Question

At temperatures of a few hundred kelvins, the specific heat capacity of copper approximately follows the empirical formula c=α+βT+δT^(-2), where α=349 J/kg·K, β=0.107 J/kg·K^2, and δ=4.58×10^5 J·kg·K. How much heat is needed to raise the temperature of a 2.00-kg piece of copper from 20°C to 250°C?

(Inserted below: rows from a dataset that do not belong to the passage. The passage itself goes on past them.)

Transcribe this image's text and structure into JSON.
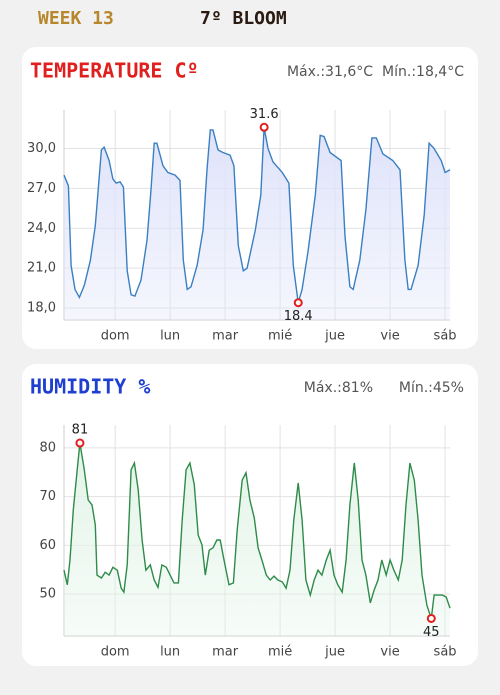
{
  "header": {
    "week": "WEEK 13",
    "stage": "7º BLOOM"
  },
  "chart_data": [
    {
      "type": "line",
      "title": "TEMPERATURE Cº",
      "max_label": "Máx.:31,6°C",
      "min_label": "Mín.:18,4°C",
      "color": "#3a7fc1",
      "fill": "#dfe3fa",
      "title_color": "#e0201f",
      "grid": true,
      "x": [
        -0.93,
        -0.85,
        -0.8,
        -0.73,
        -0.65,
        -0.56,
        -0.45,
        -0.36,
        -0.31,
        -0.25,
        -0.2,
        -0.11,
        -0.04,
        0.02,
        0.09,
        0.15,
        0.22,
        0.29,
        0.36,
        0.47,
        0.58,
        0.65,
        0.71,
        0.76,
        0.87,
        0.96,
        1.09,
        1.18,
        1.24,
        1.31,
        1.38,
        1.49,
        1.6,
        1.67,
        1.73,
        1.78,
        1.87,
        1.96,
        2.09,
        2.16,
        2.24,
        2.33,
        2.4,
        2.55,
        2.65,
        2.71,
        2.78,
        2.87,
        3.04,
        3.16,
        3.24,
        3.33,
        3.4,
        3.51,
        3.64,
        3.73,
        3.8,
        3.91,
        4.04,
        4.11,
        4.18,
        4.27,
        4.33,
        4.45,
        4.56,
        4.67,
        4.75,
        4.87,
        5.05,
        5.18,
        5.27,
        5.33,
        5.38,
        5.51,
        5.62,
        5.71,
        5.8,
        5.93,
        6.0,
        6.09
      ],
      "values": [
        28.0,
        27.2,
        21.2,
        19.4,
        18.8,
        19.7,
        21.6,
        24.2,
        26.8,
        29.9,
        30.1,
        29.1,
        27.7,
        27.4,
        27.5,
        27.1,
        20.8,
        19.0,
        18.9,
        20.1,
        23.1,
        26.8,
        30.4,
        30.4,
        28.7,
        28.2,
        28.0,
        27.6,
        21.6,
        19.4,
        19.6,
        21.2,
        23.9,
        28.4,
        31.4,
        31.4,
        29.9,
        29.7,
        29.5,
        28.7,
        22.7,
        20.8,
        21.0,
        23.9,
        26.5,
        31.6,
        30.0,
        29.0,
        28.2,
        27.4,
        21.2,
        18.4,
        19.4,
        22.3,
        26.5,
        31.0,
        30.9,
        29.7,
        29.3,
        29.1,
        23.4,
        19.6,
        19.4,
        21.6,
        25.4,
        30.8,
        30.8,
        29.6,
        29.1,
        28.4,
        21.6,
        19.4,
        19.4,
        21.2,
        25.0,
        30.4,
        30.0,
        29.1,
        28.2,
        28.4
      ],
      "highlights": [
        {
          "x": 2.71,
          "value": 31.6
        },
        {
          "x": 3.33,
          "value": 18.4
        }
      ],
      "xlim": [
        -0.93,
        6.09
      ],
      "xticks": [
        {
          "value": 0,
          "label": "dom"
        },
        {
          "value": 1,
          "label": "lun"
        },
        {
          "value": 2,
          "label": "mar"
        },
        {
          "value": 3,
          "label": "mié"
        },
        {
          "value": 4,
          "label": "jue"
        },
        {
          "value": 5,
          "label": "vie"
        },
        {
          "value": 6,
          "label": "sáb"
        }
      ],
      "ylim": [
        17.1,
        32.9
      ],
      "yticks": [
        {
          "value": 18,
          "label": "18,0"
        },
        {
          "value": 21,
          "label": "21,0"
        },
        {
          "value": 24,
          "label": "24,0"
        },
        {
          "value": 27,
          "label": "27,0"
        },
        {
          "value": 30,
          "label": "30,0"
        }
      ]
    },
    {
      "type": "line",
      "title": "HUMIDITY %",
      "max_label": "Máx.:81%",
      "min_label": "Mín.:45%",
      "color": "#2e8b4a",
      "fill": "#e3f4e8",
      "title_color": "#1f3fd0",
      "grid": true,
      "x": [
        -0.93,
        -0.87,
        -0.82,
        -0.76,
        -0.69,
        -0.64,
        -0.56,
        -0.49,
        -0.42,
        -0.36,
        -0.33,
        -0.25,
        -0.18,
        -0.11,
        -0.04,
        0.04,
        0.11,
        0.16,
        0.22,
        0.29,
        0.35,
        0.42,
        0.49,
        0.56,
        0.64,
        0.71,
        0.78,
        0.85,
        0.93,
        1.0,
        1.07,
        1.15,
        1.22,
        1.29,
        1.36,
        1.44,
        1.51,
        1.58,
        1.64,
        1.71,
        1.78,
        1.85,
        1.91,
        1.98,
        2.07,
        2.15,
        2.22,
        2.31,
        2.38,
        2.45,
        2.53,
        2.6,
        2.67,
        2.75,
        2.82,
        2.89,
        2.96,
        3.04,
        3.11,
        3.18,
        3.25,
        3.33,
        3.4,
        3.47,
        3.55,
        3.62,
        3.69,
        3.76,
        3.84,
        3.91,
        3.98,
        4.05,
        4.13,
        4.2,
        4.27,
        4.35,
        4.42,
        4.49,
        4.56,
        4.64,
        4.71,
        4.78,
        4.85,
        4.93,
        5.0,
        5.07,
        5.15,
        5.22,
        5.29,
        5.36,
        5.44,
        5.51,
        5.58,
        5.67,
        5.75,
        5.8,
        5.87,
        5.95,
        6.02,
        6.09
      ],
      "values": [
        54.9,
        51.9,
        57.0,
        67.3,
        75.5,
        81,
        75.5,
        69.3,
        68.3,
        64.2,
        53.9,
        53.3,
        54.5,
        53.9,
        55.5,
        54.9,
        51.2,
        50.4,
        56.0,
        75.5,
        76.9,
        71.4,
        61.1,
        54.9,
        56.0,
        52.9,
        51.4,
        56.0,
        55.5,
        53.9,
        52.3,
        52.3,
        65.2,
        75.5,
        76.9,
        72.4,
        62.1,
        60.1,
        53.9,
        59.0,
        59.5,
        61.1,
        61.1,
        57.0,
        51.9,
        52.3,
        63.2,
        73.4,
        74.9,
        69.3,
        65.6,
        59.5,
        57.0,
        53.9,
        52.9,
        53.7,
        52.9,
        52.5,
        51.2,
        54.9,
        65.2,
        72.8,
        65.2,
        52.9,
        49.8,
        52.9,
        54.9,
        53.9,
        57.0,
        59.0,
        53.9,
        51.9,
        50.4,
        57.0,
        68.3,
        76.9,
        69.3,
        57.0,
        53.9,
        48.2,
        50.8,
        52.9,
        57.0,
        53.9,
        57.0,
        54.9,
        52.9,
        57.0,
        68.3,
        76.9,
        73.4,
        65.2,
        53.9,
        47.7,
        45,
        49.8,
        49.8,
        49.8,
        49.4,
        47.1
      ],
      "highlights": [
        {
          "x": -0.64,
          "value": 81
        },
        {
          "x": 5.75,
          "value": 45
        }
      ],
      "xlim": [
        -0.93,
        6.09
      ],
      "xticks": [
        {
          "value": 0,
          "label": "dom"
        },
        {
          "value": 1,
          "label": "lun"
        },
        {
          "value": 2,
          "label": "mar"
        },
        {
          "value": 3,
          "label": "mié"
        },
        {
          "value": 4,
          "label": "jue"
        },
        {
          "value": 5,
          "label": "vie"
        },
        {
          "value": 6,
          "label": "sáb"
        }
      ],
      "ylim": [
        41.4,
        84.7
      ],
      "yticks": [
        50,
        60,
        70,
        80
      ]
    }
  ]
}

a) Calculate the heat using the given formula.
b) The heat required is independent of temperature.
c) The specific heat formula is invalid for copper.
d) Heat cannot be determined without additional information.

Answer 1

To calculate the heat needed to raise the temperature of copper, use the given formula and convert the mass to grams. Then, calculate the change in temperature and plug the values into the formula to find the specific heat capacity. Finally, multiply the specific heat capacity by the mass and change in temperature to calculate the heat needed.

Step-by-step explanation:

To calculate the heat needed to raise the temperature of the copper, we can use the given formula c=α+βT+δT^(-2), where α=349 J/kg·K, β=0.107 J/kg·K^2, and δ=4.58×10^5 J·kg·K. First, we need to convert the mass of the copper from kilograms to grams by multiplying it by 1000 (2.00 kg x 1000 g/kg = 2000 g). Next, we calculate the change in temperature by subtracting the initial temperature from the final temperature (250°C - 20°C = 230°C). Plugging these values into the formula, we get c = 349 + 0.107(230) + 4.58×10^5/(230)^2. Simplifying the equation gives us the specific heat capacity of copper. Finally, we can calculate the heat needed by multiplying the specific heat capacity by the mass of copper and the change in temperature (Q = c x m x ΔT).